Türk’ün onur ve yetenekleri çok yüksektir ve büyüktür.Böyle bir ulus tutsak yaşamaktansa yok olsun daha iyidir.

Öyleyse ya istiklal ya ölüm.

      Yıl 1919, Mayıs’ın 19’u.Bu duygu ve düşüncelerle çıkılan uzun ve meşakkatli yol 1923’te “Yaşasın Cumhuriyet “ nidalarıyla yeni bir anlam kazanmıştır.98 yıl önce cereyan eden bütün olaylar bize bugünümüzü hazırlamıştır.

       Kıymetli okurlarım!
   Cumhuriyet insan onuruna yakışan, insanı rencide etmeyen, O’na saygı duyan,O’nu önemseyen kutsal bir rejimdir.Cumhuriyet erdemdir,fazilettir.Hava gibi, su gibi,hürriyet gibi nimettir.Özgürlüklerin en kıymetlisidir.Hele hele bizdeki gibi cumhuriyetin nitelikleri asla vazgeçilemeyecek bir değerdedir.O nedenledir ki; anayasamızın ilk dört maddesinde belirtildiği gibi  değiştirilmesi teklif dahi edilemeyecek bir kutsiyet taşır.

        Bu rejim bizim ruhumuza da uygundur.Çünkü insanımızın inandığımız dinimize göre istişare etmek,insanların görüşüne önem vermek, içlerinden en hayırlısını yönetici olarak seçmek, beğenmedikleri zaman uyarmak yada o kişiyi bir daha seçmemek  cumhuriyet değildir de nedir? Bu asırda aklı başında her Türk rejim olarak cumhuriyet demez de ne der?  Zaten bizim Orta Asya’dan  süre gelen  her ne kadar yönetim anlamını tam olarak taşımasa da  günlük hayatı hayatı paylaşım cumhuriyeti çağrıştırır.Atatürk’ün işaret ettiği gibi Türk insanının doğasına ve geleneğine en uygun yönetim cumhuriyettir.

           Bugünün emanetçisi olan bizler vatan için, cumhuriyet için canla başla,aşkla şevkle hizmet etmeli,öğretmen öğrenci,çiftçi,esnaf ,hizmetli,köylü,kentli yani cumhurun,halkın ta kendisi vazifelerini yerine getirmelidir. Zira cumhur bilmelidir  ki bütün sahip olunan nimetlerin sebep ve garantörü bu rejimdir. 
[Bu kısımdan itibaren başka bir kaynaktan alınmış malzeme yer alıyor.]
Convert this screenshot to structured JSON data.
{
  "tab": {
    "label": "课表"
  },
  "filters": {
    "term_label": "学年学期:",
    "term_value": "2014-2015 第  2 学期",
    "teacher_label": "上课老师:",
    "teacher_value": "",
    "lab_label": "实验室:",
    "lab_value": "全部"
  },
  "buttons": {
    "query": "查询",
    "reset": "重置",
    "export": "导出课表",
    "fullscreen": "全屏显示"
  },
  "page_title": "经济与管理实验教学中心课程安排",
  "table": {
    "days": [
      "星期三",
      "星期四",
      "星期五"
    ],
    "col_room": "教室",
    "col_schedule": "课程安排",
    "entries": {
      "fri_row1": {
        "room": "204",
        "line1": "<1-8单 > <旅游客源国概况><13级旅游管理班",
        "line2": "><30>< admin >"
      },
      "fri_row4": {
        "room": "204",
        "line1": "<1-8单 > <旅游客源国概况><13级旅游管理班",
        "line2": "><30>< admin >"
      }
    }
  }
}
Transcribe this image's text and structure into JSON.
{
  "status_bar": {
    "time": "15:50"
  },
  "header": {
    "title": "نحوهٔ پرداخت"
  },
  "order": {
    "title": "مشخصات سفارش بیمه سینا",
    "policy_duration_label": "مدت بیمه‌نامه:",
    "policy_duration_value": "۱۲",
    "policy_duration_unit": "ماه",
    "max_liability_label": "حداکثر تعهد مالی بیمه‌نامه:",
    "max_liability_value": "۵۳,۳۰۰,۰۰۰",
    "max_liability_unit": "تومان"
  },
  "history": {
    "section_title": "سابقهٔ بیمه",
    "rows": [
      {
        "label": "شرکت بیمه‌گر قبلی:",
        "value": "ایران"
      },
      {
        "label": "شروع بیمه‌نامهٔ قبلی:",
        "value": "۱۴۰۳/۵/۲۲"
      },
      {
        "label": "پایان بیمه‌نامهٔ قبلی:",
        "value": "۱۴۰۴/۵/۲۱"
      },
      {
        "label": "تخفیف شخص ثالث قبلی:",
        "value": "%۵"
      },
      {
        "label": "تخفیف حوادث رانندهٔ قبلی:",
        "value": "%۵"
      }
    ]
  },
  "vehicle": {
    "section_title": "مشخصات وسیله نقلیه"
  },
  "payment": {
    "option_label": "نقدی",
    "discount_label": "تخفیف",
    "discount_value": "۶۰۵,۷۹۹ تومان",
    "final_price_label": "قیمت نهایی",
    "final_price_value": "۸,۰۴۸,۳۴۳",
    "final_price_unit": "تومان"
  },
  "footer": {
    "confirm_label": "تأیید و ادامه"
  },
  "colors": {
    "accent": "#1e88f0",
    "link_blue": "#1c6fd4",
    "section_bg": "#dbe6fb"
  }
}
            Sevgili okurlarım !
            Dünyada çok çeşitli cumhuriyet şekilleri olmuştur ve vardır.Akla mantığa en uygun olanı demokratik cumhuriyettir. Bunu da unutmamamızda fayda vardır.Bakınız Atatürk ne diyor:”Geçmişte sayısız uygarlık kurmuş bir soyun ve ulusun çocukları olduğumuzu kanıtlamak için yapmamız gereken şeylerin hepsini yaptığımızı ileri süremeyiz.Bugüne yarına bırakılmış daha bir çok işimiz vardır.Beni sevenlere tavsiyem şudur.Kendiniz için  değil, fakat bağlı bulunduğunuz ulus için elbirliğiyle çalışalım, çalışmaların en yükseği budur.Her ne şekilde olursa olsun ulusa hizmet edenler, ulustan menfaat bekliyorlarsa kesinlikle düzgün bir harekette bulunmuş olmazlar.Hizmet edenler görevlerini yerine getirmiş  olmaktan başka  bir şey yapmamışlardır.Evet Ata’nın dediği gibi hizmet etmede en  ön safta ama ücreti mevzuu  bahis olunca en gerilerde olmak.Bunu başarmak hiçte zor değildir.Tarihimizin altın sayfalarını çevirirken böyle düşünen ve yapan Koca Seyitleri,,Şahin Beyleri, Nene Hatunları,Fatma Hatunları,Sütçü İmamları ,Atatürk’ü ve nicelerini göreceksiniz.

           Okullarda dünyanın en güzel marşını söyleniyor her gün..Dünyanın en anlam yüklü bayrağına her zamanki gibi gururla bakılıyor..Bakıyoruz  da savaş yıllarını hatırlıyoruz. Kız kardeşlerimizin gelinliği olduğunu hatırlıyoruz.O yıllarda karlı dağlarda savaşırken kızıllığında ısındığımızı, çöllerde gölgesine sığındığımızı hatırlıyor  ve gururlanıyoruz..Ne mutlu bize ki bu gururu bize yaşatan cennet mekan şehitlerimiz,ayakları öpülesi gazilerimiz ve cumhuriyetimizin banisi Gazi M. Kemal’imiz var. Toprak onların   kanlarıyla    sulanarak bir anlam kazandı.   Cumhuriyet aynı zamanda şehitlerimizin bizlere emanetidir.